Theodore caught up to him quickly. “You know I am right,” he insisted.
“I can assure you that my wife does not even notice my absence,” Spencer countered. “She will be—” He broke off before he mentioned her love of gardening and baking. He shook his head. “She is fine. I will stay in London.”
“You will return to your home and have breakfast with her tomorrow morning,” Theodore declared, raising an eyebrow.
Spencer glared at him.
“I am not afraid to order you about. You are my friend before you are a duke, and friends can do this. Go home, Spencer. You did not marry the woman just to leave her alone in that very big house of yours.”
Spencer sighed. Theodore was right, and he hated to admit it.
And, if he was being honest with himself, he missed Eleanor.
He missed how he would never know from one day to the next if she would be humming as she labored in a way a duchess should not, or if she would unleash a temper that cut into him as much as his did her.
“Fine,” he relented. “But let’s meet up here in three days to talk to Mr. Renshaw. He is bound to have some information for us.”

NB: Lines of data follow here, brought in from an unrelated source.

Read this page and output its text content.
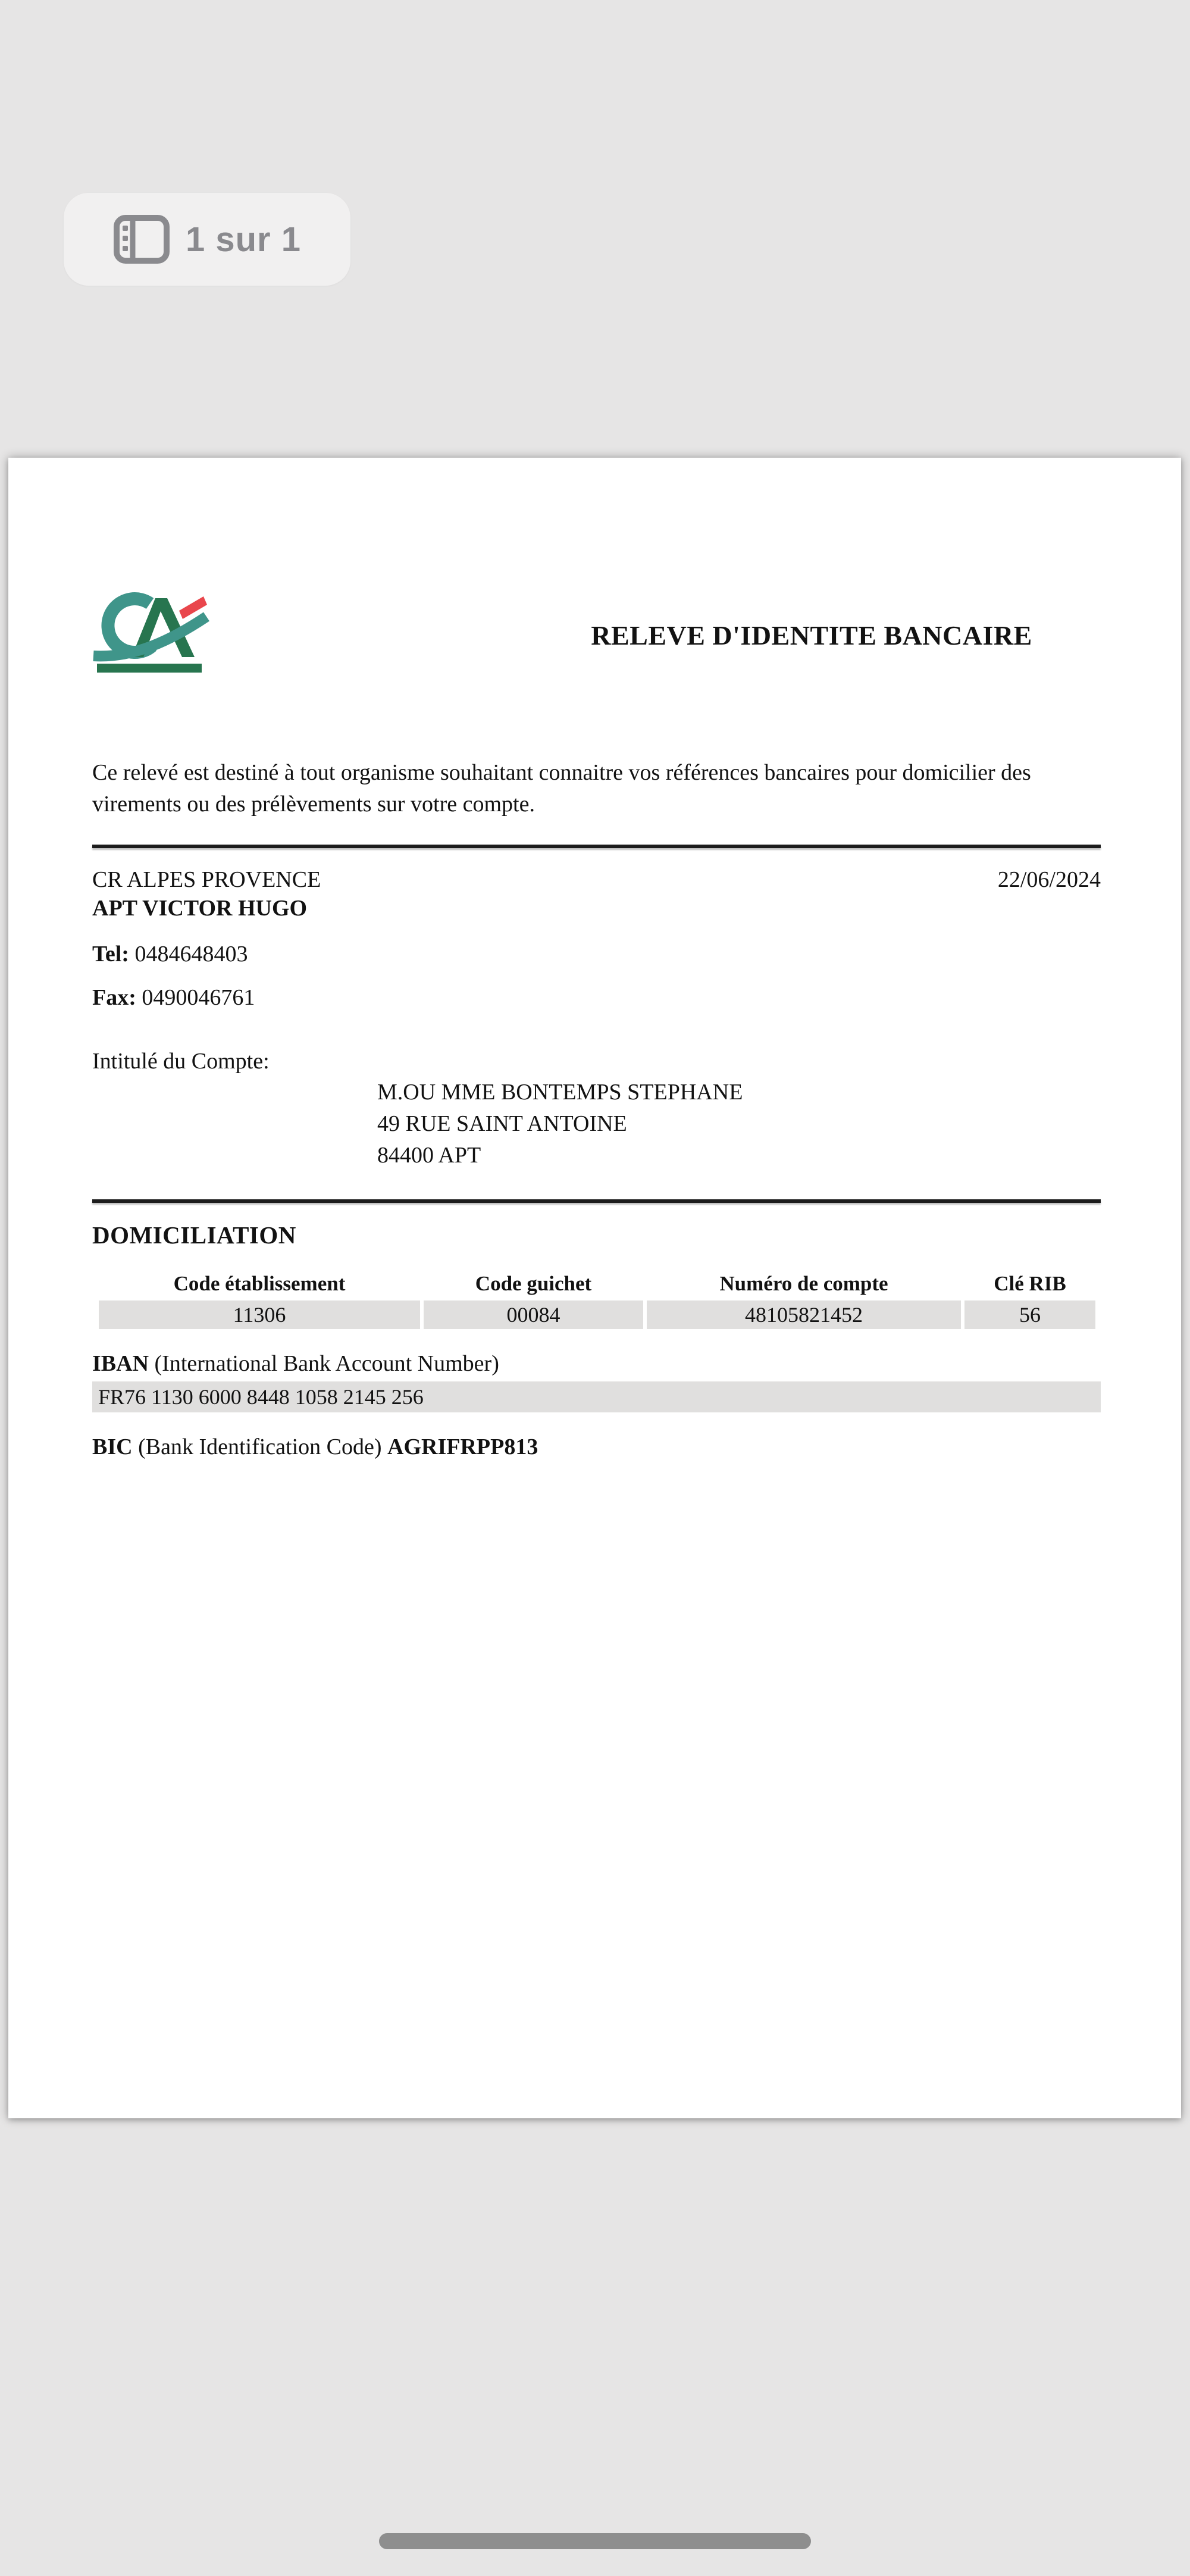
1 sur 1
RELEVE D'IDENTITE BANCAIRE

Ce relevé est destiné à tout organisme souhaitant connaitre vos références bancaires pour domicilier des virements ou des prélèvements sur votre compte.

CR ALPES PROVENCE	22/06/2024
APT VICTOR HUGO
Tel: 0484648403
Fax: 0490046761
Intitulé du Compte:
M.OU MME BONTEMPS STEPHANE
49 RUE SAINT ANTOINE
84400 APT
DOMICILIATION
Code établissement	Code guichet	Numéro de compte	Clé RIB
11306	00084	48105821452	56
IBAN (International Bank Account Number)
FR76 1130 6000 8448 1058 2145 256
BIC (Bank Identification Code) AGRIFRPP813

Theodore nodded sharply. “In the meantime, will you?—”
“No more questions about her,” Spencer all but growled, stalking off to the sound of his friend’s laughter.
Theodore always knew how to get under his skin.
“Do you truly not know where my husband goes off to?” Eleanor asked, trying to keep a whine out of her tone as she paced her bedroom.
It had been three days since the Duke had kissed her in the drawing room. Three days since she had slipped into the greenhouse and let herself give in to… well, give in to him.
The Duke.
Spencer.
And now he was avoiding her, disappearing for hours upon hours, sometimes even a night at a time. Her thoughts morphed into worry, her stomach twisting and turning.
Frances watched her, looking somewhat confused and worried. Perhaps she thought her mistress would snap at her.
“I do not, Your Grace. He is very private. If anyone should know his whereabouts, it is you.”
“Well, it must be very private if even his wife cannot know,” Eleanor huffed, almost to herself.
Part of her wondered where he was and what he was doing, and the other part was glad for the reprieve.
If he was not there, then she would not be wracked with anticipation, waiting for him to round a corner or throw her off-guard with that disarming, amused smile of his when he found her doing something unusual.
And as much as she didn’t miss him, she had grown used to his presence.
She had come to two conclusions. The first was that he was avoiding her because of their kiss. Perhaps he worried he had crossed her boundaries. Perhaps he didn’t know how to communicate after such a bold act.
There were a thousand different possibilities, because a man who was supposedly so in control would not have run after a kiss.
The second conclusion was that he was digging into Lord Belgrave and Lord Follet, purposefully keeping her at arms’ length, out of the investigation.